Junnawatt also found a second home at St. Paul Thai Lutheran Chruch in Forest Park, where Limthonviratn is also pastor.

She received her ThM in 2017 from LSTC and now her PhD in 2022, filled with gratitude to her advisor, Mark Swanson: “He was the one who never ceases to support me. I had a very hard time to work on my dissertation during the pandemic era and I think could not graduate without the great support from my advisor, as well as Gloria [Vicente] in the advanced studies department, JKM and my dissertation committee. Also the ELCA and the leadership program.”
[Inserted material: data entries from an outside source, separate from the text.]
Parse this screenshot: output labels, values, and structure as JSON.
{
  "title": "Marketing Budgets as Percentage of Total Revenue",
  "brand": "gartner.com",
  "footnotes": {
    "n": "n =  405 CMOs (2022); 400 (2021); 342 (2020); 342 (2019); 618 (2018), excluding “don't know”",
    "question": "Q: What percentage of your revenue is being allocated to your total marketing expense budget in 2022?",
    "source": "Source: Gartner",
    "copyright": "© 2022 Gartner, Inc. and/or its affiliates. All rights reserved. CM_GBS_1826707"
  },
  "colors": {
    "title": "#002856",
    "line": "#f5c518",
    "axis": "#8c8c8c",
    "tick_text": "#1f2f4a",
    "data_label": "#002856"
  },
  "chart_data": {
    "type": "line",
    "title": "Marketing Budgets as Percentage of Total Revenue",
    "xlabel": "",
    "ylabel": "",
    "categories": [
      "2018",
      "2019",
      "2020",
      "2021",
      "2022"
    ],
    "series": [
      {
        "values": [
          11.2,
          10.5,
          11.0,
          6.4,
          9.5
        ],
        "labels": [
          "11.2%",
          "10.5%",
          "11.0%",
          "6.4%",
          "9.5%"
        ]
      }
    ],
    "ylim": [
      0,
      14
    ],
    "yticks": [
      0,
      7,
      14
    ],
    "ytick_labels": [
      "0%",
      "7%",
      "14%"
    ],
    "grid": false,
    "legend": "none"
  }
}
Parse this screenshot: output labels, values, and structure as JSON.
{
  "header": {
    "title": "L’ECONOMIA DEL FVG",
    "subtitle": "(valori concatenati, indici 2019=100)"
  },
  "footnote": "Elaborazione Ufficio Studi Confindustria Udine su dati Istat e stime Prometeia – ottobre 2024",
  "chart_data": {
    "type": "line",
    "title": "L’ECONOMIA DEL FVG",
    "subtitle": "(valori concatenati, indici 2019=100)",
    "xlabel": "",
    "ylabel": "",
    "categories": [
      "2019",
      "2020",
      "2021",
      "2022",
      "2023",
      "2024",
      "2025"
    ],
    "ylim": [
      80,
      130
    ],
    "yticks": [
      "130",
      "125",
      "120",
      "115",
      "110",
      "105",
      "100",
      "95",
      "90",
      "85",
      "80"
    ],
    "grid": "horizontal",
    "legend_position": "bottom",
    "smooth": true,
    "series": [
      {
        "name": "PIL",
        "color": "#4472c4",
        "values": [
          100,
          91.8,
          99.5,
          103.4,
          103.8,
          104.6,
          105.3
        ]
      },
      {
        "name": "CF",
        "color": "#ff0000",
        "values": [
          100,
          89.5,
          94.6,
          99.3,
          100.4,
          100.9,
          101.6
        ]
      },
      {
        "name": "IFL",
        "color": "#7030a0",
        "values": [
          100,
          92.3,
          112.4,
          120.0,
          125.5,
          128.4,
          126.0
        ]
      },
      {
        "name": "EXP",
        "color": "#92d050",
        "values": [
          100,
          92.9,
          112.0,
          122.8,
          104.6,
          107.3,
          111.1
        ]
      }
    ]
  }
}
One advanced degree in a student’s native language is challenging enough. So this was anything but easy—“reading, writing, speaking at an academic level, while still struggling to learn the language,” she said. She gave credit to learning partners who helped her succeed, and even for her job in the mailroom that kept her practicing English and meeting people: “I get to see everyone.”

Now, her students get to see her as she fulfills her dream to return to teach church history in her home country. After six years in Chicago, leaving was bittersweet, she said. She had missed her homeland, but now also misses her second home of Hyde Park—even snow and winter.